Bethany @ athletic avocado says
This greek yogurt pie looks AMAZING! This would be the perfect summer dessert!
Rosemary says
Thanks Bethany, nice and light for the summer.
Marisa Franca @ All Our Way says
I totally believe in families eating together and Sunday was always special in our household. Great recipe and the color is beautiful. Happy Sunday!
Rosemary says
Hi Marisa, thanks and have a great week.
The Finer Cookie/Kim says
It’s my first submission too! We’re starting together. Anyway, I love the look of your pie and I bet it tastes great. Nice post.
Rosemary says
Hi Kim, thanks so much and what a great idea SundaySupper is. Have a great week.
Stacy says
I love the story of how you got your recipe, Rosemary.
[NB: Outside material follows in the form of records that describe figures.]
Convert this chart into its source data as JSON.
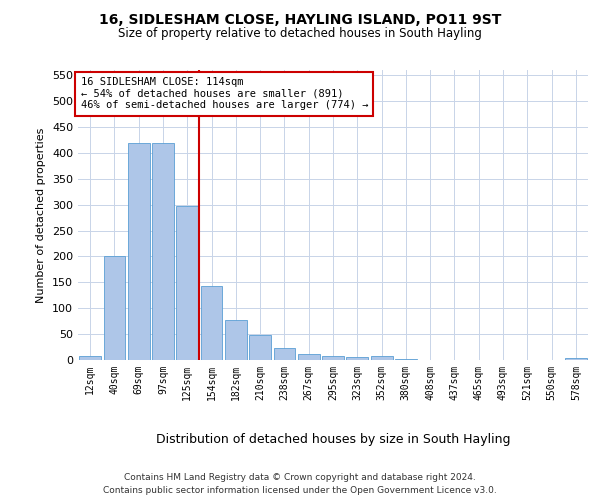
{
  "title": "16, SIDLESHAM CLOSE, HAYLING ISLAND, PO11 9ST",
  "subtitle": "Size of property relative to detached houses in South Hayling",
  "xlabel": "Distribution of detached houses by size in South Hayling",
  "ylabel": "Number of detached properties",
  "footer_line1": "Contains HM Land Registry data © Crown copyright and database right 2024.",
  "footer_line2": "Contains public sector information licensed under the Open Government Licence v3.0.",
  "bar_labels": [
    "12sqm",
    "40sqm",
    "69sqm",
    "97sqm",
    "125sqm",
    "154sqm",
    "182sqm",
    "210sqm",
    "238sqm",
    "267sqm",
    "295sqm",
    "323sqm",
    "352sqm",
    "380sqm",
    "408sqm",
    "437sqm",
    "465sqm",
    "493sqm",
    "521sqm",
    "550sqm",
    "578sqm"
  ],
  "bar_values": [
    8,
    200,
    420,
    420,
    298,
    143,
    77,
    49,
    24,
    12,
    8,
    6,
    7,
    2,
    0,
    0,
    0,
    0,
    0,
    0,
    4
  ],
  "bar_color": "#aec6e8",
  "bar_edgecolor": "#5a9fd4",
  "vline_color": "#cc0000",
  "annotation_title": "16 SIDLESHAM CLOSE: 114sqm",
  "annotation_line2": "← 54% of detached houses are smaller (891)",
  "annotation_line3": "46% of semi-detached houses are larger (774) →",
  "annotation_box_edgecolor": "#cc0000",
  "ylim": [
    0,
    560
  ],
  "yticks": [
    0,
    50,
    100,
    150,
    200,
    250,
    300,
    350,
    400,
    450,
    500,
    550
  ],
  "vline_position": 4.5,
  "title_fontsize": 10,
  "subtitle_fontsize": 9
}
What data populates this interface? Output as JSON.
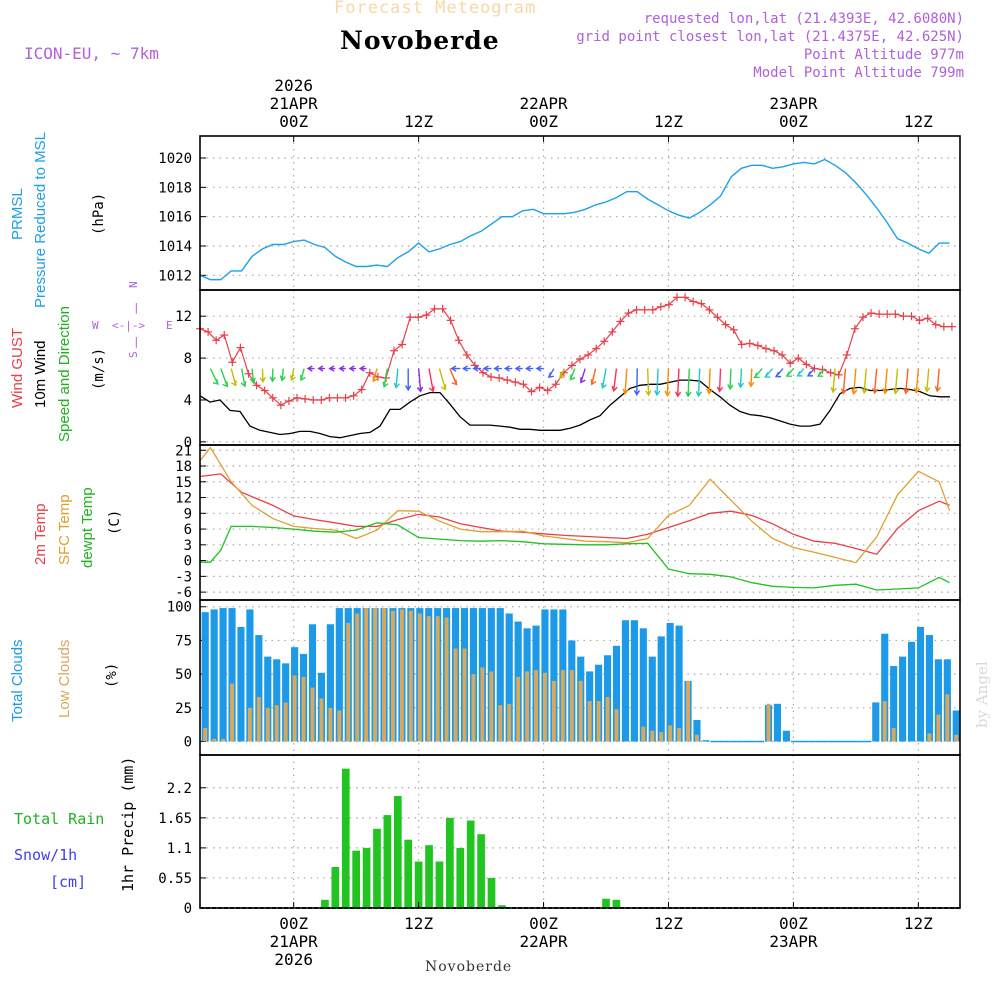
{
  "header": {
    "subtitle": "Forecast Meteogram",
    "title": "Novoberde",
    "model": "ICON-EU, ~ 7km",
    "requested": "requested lon,lat (21.4393E, 42.6080N)",
    "gridpoint": "grid point closest lon,lat (21.4375E, 42.625N)",
    "point_altitude": "Point Altitude 977m",
    "model_altitude": "Model Point Altitude 799m"
  },
  "top_axis": [
    {
      "l1": "2026",
      "l2": "21APR",
      "l3": "00Z"
    },
    {
      "l1": "",
      "l2": "",
      "l3": "12Z"
    },
    {
      "l1": "",
      "l2": "22APR",
      "l3": "00Z"
    },
    {
      "l1": "",
      "l2": "",
      "l3": "12Z"
    },
    {
      "l1": "",
      "l2": "23APR",
      "l3": "00Z"
    },
    {
      "l1": "",
      "l2": "",
      "l3": "12Z"
    }
  ],
  "bottom_axis": [
    {
      "l1": "00Z",
      "l2": "21APR",
      "l3": "2026"
    },
    {
      "l1": "12Z",
      "l2": "",
      "l3": ""
    },
    {
      "l1": "00Z",
      "l2": "22APR",
      "l3": ""
    },
    {
      "l1": "12Z",
      "l2": "",
      "l3": ""
    },
    {
      "l1": "00Z",
      "l2": "23APR",
      "l3": ""
    },
    {
      "l1": "12Z",
      "l2": "",
      "l3": ""
    }
  ],
  "bottom_name": "Novoberde",
  "signature": "by Angel",
  "panels": {
    "pressure": {
      "label1": "PRMSL",
      "label2": "Pressure Reduced to MSL",
      "unit": "(hPa)",
      "color": "#1ea0e8"
    },
    "wind": {
      "label_gust": "Wind GUST",
      "label_wind": "10m Wind",
      "label_dir": "Speed and Direction",
      "unit": "(m/s)",
      "compass": {
        "n": "N",
        "s": "S",
        "w": "W",
        "e": "E",
        "arrow_h": "<-|->",
        "arrow_v": "|"
      }
    },
    "temp": {
      "label_t2m": "2m Temp",
      "label_sfc": "SFC Temp",
      "label_dew": "dewpt Temp",
      "unit": "(C)"
    },
    "clouds": {
      "label_total": "Total Clouds",
      "label_low": "Low Clouds",
      "unit": "(%)"
    },
    "precip": {
      "label_rain": "Total  Rain",
      "label_snow": "Snow/1h",
      "label_cm": "[cm]",
      "ylabel": "1hr Precip (mm)"
    }
  },
  "colors": {
    "pressure": "#1ea0e8",
    "gust": "#e8404a",
    "wind": "#000000",
    "t2m": "#e8404a",
    "sfc": "#e0a030",
    "dew": "#22c022",
    "total_cloud": "#1c9ae8",
    "low_cloud": "#d6a860",
    "rain": "#22c422",
    "snow": "#4040e0",
    "compass": "#b060d8",
    "green_label": "#22b022"
  },
  "chart_data": [
    {
      "type": "line",
      "title": "PRMSL Pressure Reduced to MSL",
      "ylabel": "(hPa)",
      "xlabel": "",
      "x_hours_range": [
        -9,
        54
      ],
      "ylim": [
        1011,
        1021.5
      ],
      "yticks": [
        1012,
        1014,
        1016,
        1018,
        1020
      ],
      "series": [
        {
          "name": "PRMSL",
          "x": [
            -9,
            -8,
            -7,
            -6,
            -5,
            -4,
            -3,
            -2,
            -1,
            0,
            1,
            2,
            3,
            4,
            5,
            6,
            7,
            8,
            9,
            10,
            11,
            12,
            13,
            14,
            15,
            16,
            17,
            18,
            19,
            20,
            21,
            22,
            23,
            24,
            25,
            26,
            27,
            28,
            29,
            30,
            31,
            32,
            33,
            34,
            35,
            36,
            37,
            38,
            39,
            40,
            41,
            42,
            43,
            44,
            45,
            46,
            47,
            48,
            49,
            50,
            51,
            52,
            53
          ],
          "values": [
            1012.0,
            1011.7,
            1011.7,
            1012.3,
            1012.3,
            1013.3,
            1013.8,
            1014.1,
            1014.1,
            1014.3,
            1014.4,
            1014.1,
            1013.9,
            1013.3,
            1012.9,
            1012.6,
            1012.6,
            1012.7,
            1012.6,
            1013.2,
            1013.6,
            1014.2,
            1013.6,
            1013.8,
            1014.1,
            1014.3,
            1014.7,
            1015.0,
            1015.5,
            1016.0,
            1016.0,
            1016.4,
            1016.5,
            1016.2,
            1016.2,
            1016.2,
            1016.3,
            1016.5,
            1016.8,
            1017.0,
            1017.3,
            1017.7,
            1017.7,
            1017.2,
            1016.8,
            1016.4,
            1016.1,
            1015.9,
            1016.3,
            1016.8,
            1017.4,
            1018.7,
            1019.3,
            1019.5,
            1019.5,
            1019.3,
            1019.4,
            1019.6,
            1019.7,
            1019.6,
            1019.9,
            1019.5,
            1019.0
          ]
        }
      ],
      "series_tail": {
        "x": [
          51,
          52,
          53,
          54,
          55,
          56,
          57,
          58,
          59,
          60,
          61,
          62,
          63
        ],
        "values": [
          1019.9,
          1019.5,
          1019.0,
          1018.3,
          1017.5,
          1016.6,
          1015.6,
          1014.5,
          1014.2,
          1013.8,
          1013.5,
          1014.2,
          1014.2
        ]
      }
    },
    {
      "type": "line",
      "title": "Wind GUST / 10m Wind Speed and Direction",
      "ylabel": "(m/s)",
      "ylim": [
        -0.3,
        14.5
      ],
      "yticks": [
        0,
        4,
        8,
        12
      ],
      "series": [
        {
          "name": "Wind GUST",
          "x_start": -9,
          "values": [
            10.8,
            10.5,
            9.7,
            10.2,
            7.6,
            9.0,
            6.5,
            5.4,
            4.9,
            4.2,
            3.5,
            3.9,
            4.2,
            4.1,
            4.0,
            4.0,
            4.2,
            4.2,
            4.2,
            4.4,
            5.0,
            6.6,
            6.2,
            6.1,
            8.7,
            9.3,
            11.9,
            11.9,
            12.1,
            12.7,
            12.7,
            11.6,
            9.7,
            8.3,
            7.3,
            6.6,
            6.2,
            6.1,
            5.9,
            5.7,
            5.5,
            4.8,
            5.2,
            4.9,
            5.5,
            6.6,
            7.3,
            7.9,
            8.3,
            8.9,
            9.6,
            10.5,
            11.5,
            12.3,
            12.6,
            12.6,
            12.6,
            12.9,
            13.1,
            13.8,
            13.8,
            13.4,
            13.2,
            12.6,
            11.9,
            11.2,
            10.7,
            9.3,
            9.4,
            9.2,
            8.9,
            8.7,
            8.3,
            7.5,
            8.0,
            7.4,
            7.0,
            6.9,
            6.6,
            6.4,
            8.3,
            10.8,
            11.9,
            12.3,
            12.2,
            12.2,
            12.2,
            12.0,
            12.0,
            11.6,
            11.8,
            11.2,
            11.0,
            11.0
          ]
        },
        {
          "name": "10m Wind",
          "x_start": -9,
          "values": [
            4.4,
            3.8,
            4.0,
            3.0,
            2.9,
            1.5,
            1.1,
            0.9,
            0.7,
            0.8,
            1.0,
            1.0,
            0.8,
            0.5,
            0.4,
            0.6,
            0.8,
            0.9,
            1.5,
            3.1,
            3.1,
            3.8,
            4.4,
            4.7,
            4.7,
            3.6,
            2.4,
            1.6,
            1.6,
            1.6,
            1.5,
            1.4,
            1.2,
            1.2,
            1.1,
            1.1,
            1.1,
            1.3,
            1.6,
            2.1,
            2.5,
            3.5,
            4.3,
            5.1,
            5.4,
            5.5,
            5.5,
            5.7,
            5.9,
            5.9,
            5.8,
            5.0,
            4.3,
            3.5,
            2.9,
            2.6,
            2.5,
            2.3,
            2.0,
            1.7,
            1.5,
            1.5,
            1.7,
            3.0,
            4.6,
            5.1,
            5.2,
            4.9,
            4.9,
            5.0,
            5.1,
            5.0,
            4.8,
            4.4,
            4.3,
            4.3
          ]
        }
      ]
    },
    {
      "type": "line",
      "title": "2m Temp / SFC Temp / dewpt Temp",
      "ylabel": "(C)",
      "ylim": [
        -7.5,
        22
      ],
      "yticks": [
        -6,
        -3,
        0,
        3,
        6,
        9,
        12,
        15,
        18,
        21
      ],
      "series": [
        {
          "name": "2m Temp",
          "x": [
            -9,
            -7,
            -5,
            -2,
            0,
            2,
            4,
            6,
            8,
            10,
            12,
            14,
            16,
            18,
            20,
            22,
            24,
            26,
            28,
            30,
            32,
            34,
            36,
            38,
            40,
            42,
            44,
            46,
            48,
            50,
            52,
            54,
            56,
            58,
            60,
            62,
            63
          ],
          "values": [
            16.0,
            16.5,
            13.0,
            10.5,
            8.5,
            7.8,
            7.2,
            6.5,
            6.5,
            7.8,
            8.8,
            8.3,
            7.0,
            6.3,
            5.6,
            5.4,
            5.1,
            4.8,
            4.6,
            4.4,
            4.2,
            5.0,
            6.3,
            7.6,
            9.0,
            9.4,
            8.6,
            7.0,
            5.0,
            3.7,
            3.3,
            2.3,
            1.2,
            6.1,
            9.5,
            11.3,
            10.5
          ]
        },
        {
          "name": "SFC Temp",
          "x": [
            -9,
            -8,
            -6,
            -4,
            -2,
            0,
            2,
            4,
            6,
            8,
            10,
            12,
            14,
            16,
            18,
            20,
            22,
            24,
            26,
            28,
            30,
            32,
            34,
            36,
            38,
            40,
            42,
            44,
            46,
            48,
            50,
            52,
            54,
            56,
            58,
            60,
            62,
            63
          ],
          "values": [
            19.0,
            21.5,
            15.0,
            10.5,
            8.0,
            6.5,
            6.1,
            5.8,
            4.2,
            5.8,
            9.5,
            9.4,
            7.5,
            6.0,
            5.5,
            5.5,
            5.6,
            4.7,
            4.2,
            3.7,
            3.6,
            3.4,
            4.2,
            8.6,
            10.5,
            15.5,
            11.5,
            7.5,
            4.2,
            2.5,
            1.6,
            0.6,
            -0.4,
            4.5,
            12.5,
            17.0,
            15.0,
            9.5
          ]
        },
        {
          "name": "dewpt Temp",
          "x": [
            -9,
            -8,
            -7,
            -6,
            -4,
            -2,
            0,
            2,
            4,
            6,
            8,
            10,
            12,
            14,
            16,
            18,
            20,
            22,
            24,
            26,
            28,
            30,
            32,
            34,
            36,
            38,
            40,
            42,
            44,
            46,
            48,
            50,
            52,
            54,
            56,
            58,
            60,
            62,
            63
          ],
          "values": [
            -0.3,
            -0.3,
            2.0,
            6.5,
            6.5,
            6.3,
            6.0,
            5.6,
            5.4,
            5.8,
            7.2,
            6.8,
            4.4,
            4.1,
            3.8,
            3.7,
            3.8,
            3.6,
            3.2,
            3.1,
            3.0,
            3.0,
            3.2,
            3.3,
            -1.6,
            -2.5,
            -2.6,
            -3.1,
            -4.2,
            -4.9,
            -5.1,
            -5.2,
            -4.7,
            -4.5,
            -5.6,
            -5.4,
            -5.2,
            -3.2,
            -4.2
          ]
        }
      ]
    },
    {
      "type": "bar",
      "title": "Total Clouds / Low Clouds",
      "ylabel": "(%)",
      "ylim": [
        -10,
        105
      ],
      "yticks": [
        0,
        25,
        50,
        75,
        100
      ],
      "series": [
        {
          "name": "Total Clouds",
          "x_start": -9,
          "values": [
            96,
            98,
            99,
            99,
            85,
            98,
            79,
            63,
            61,
            58,
            70,
            65,
            87,
            51,
            87,
            99,
            99,
            99,
            99,
            99,
            99,
            99,
            99,
            99,
            99,
            99,
            99,
            99,
            99,
            99,
            99,
            99,
            99,
            99,
            95,
            89,
            84,
            86,
            98,
            98,
            98,
            75,
            63,
            52,
            57,
            64,
            71,
            90,
            90,
            84,
            63,
            78,
            88,
            86,
            45,
            16,
            1,
            0,
            0,
            0,
            0,
            0,
            0,
            27,
            28,
            8,
            0,
            0,
            0,
            0,
            0,
            0,
            0,
            0,
            0,
            29,
            80,
            56,
            63,
            74,
            85,
            79,
            61,
            61,
            23
          ]
        },
        {
          "name": "Low Clouds",
          "x_start": -9,
          "values": [
            10,
            2,
            2,
            43,
            0,
            25,
            33,
            25,
            27,
            29,
            49,
            48,
            40,
            32,
            25,
            23,
            88,
            95,
            99,
            99,
            99,
            97,
            98,
            97,
            95,
            93,
            93,
            92,
            69,
            69,
            50,
            55,
            52,
            27,
            28,
            48,
            52,
            53,
            51,
            45,
            53,
            53,
            45,
            30,
            30,
            33,
            24,
            0,
            0,
            11,
            8,
            7,
            12,
            10,
            45,
            5,
            0,
            0,
            0,
            0,
            0,
            0,
            0,
            28,
            0,
            0,
            0,
            0,
            0,
            0,
            0,
            0,
            0,
            0,
            0,
            0,
            30,
            10,
            0,
            0,
            0,
            6,
            20,
            35,
            5
          ]
        }
      ]
    },
    {
      "type": "bar",
      "title": "1hr Precip (mm)",
      "ylabel": "1hr Precip (mm)",
      "ylim": [
        0,
        2.8
      ],
      "yticks": [
        0,
        0.55,
        1.1,
        1.65,
        2.2
      ],
      "ytick_labels": [
        "0",
        "0.55",
        "1.1",
        "1.65",
        "2.2"
      ],
      "series": [
        {
          "name": "Total Rain",
          "x": [
            -5,
            -4,
            -3,
            -2,
            -1,
            0,
            1,
            2,
            3,
            4,
            5,
            6,
            7,
            8,
            9,
            10,
            11,
            12,
            13,
            14,
            15,
            16,
            17,
            18,
            19,
            20,
            21,
            22,
            23,
            24,
            25,
            26,
            27,
            28,
            29,
            30,
            31,
            32,
            33,
            34,
            35
          ],
          "values": [
            0,
            0,
            0,
            0,
            0,
            0,
            0,
            0,
            0.15,
            0.75,
            2.55,
            1.05,
            1.1,
            1.45,
            1.7,
            2.05,
            1.25,
            0.85,
            1.15,
            0.85,
            1.65,
            1.1,
            1.6,
            1.35,
            0.55,
            0.05,
            0,
            0,
            0,
            0,
            0,
            0,
            0,
            0,
            0,
            0.17,
            0.15,
            0,
            0,
            0,
            0
          ]
        },
        {
          "name": "Snow/1h",
          "values": []
        }
      ]
    }
  ]
}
No matter where I’ve lived, I find myself chatting with folks in grocery stores. It’s amazing what one can learn. Your yogurt pie came out beautifully!
Welcome to Sunday Supper! We are so happy to have you join us.
Rosemary says
Hi Stacy, Thank you so much it is a pleasure joining all of you at the Sunday Supper. And yes I always keep my hears open in the super market. Have a great week.
sherry says
I have never used gelatin sheets–actually never heard of them until I read your recipe. Could I substitute them for the packaged envelope dried gelatin and how much would I use?
Rosemary says
Hi Sherry, ok I discovered this, that 1 envelope of gelatin is equal to 2 1/4 – 2 1/2 teaspoons of powdered gelatin, which is equal to 3 1/2 sheets so therefore you would use about 1 teaspoon. Hope that helps. Happy Sunday.
Renee @ReneesKitchenAdventures says
This looks so good! I’m going to find time to make it!! I am so glad you shared it with us!
Rosemary says
Thanks Renee, hope you enjoy it! And love being part of SundaySupper.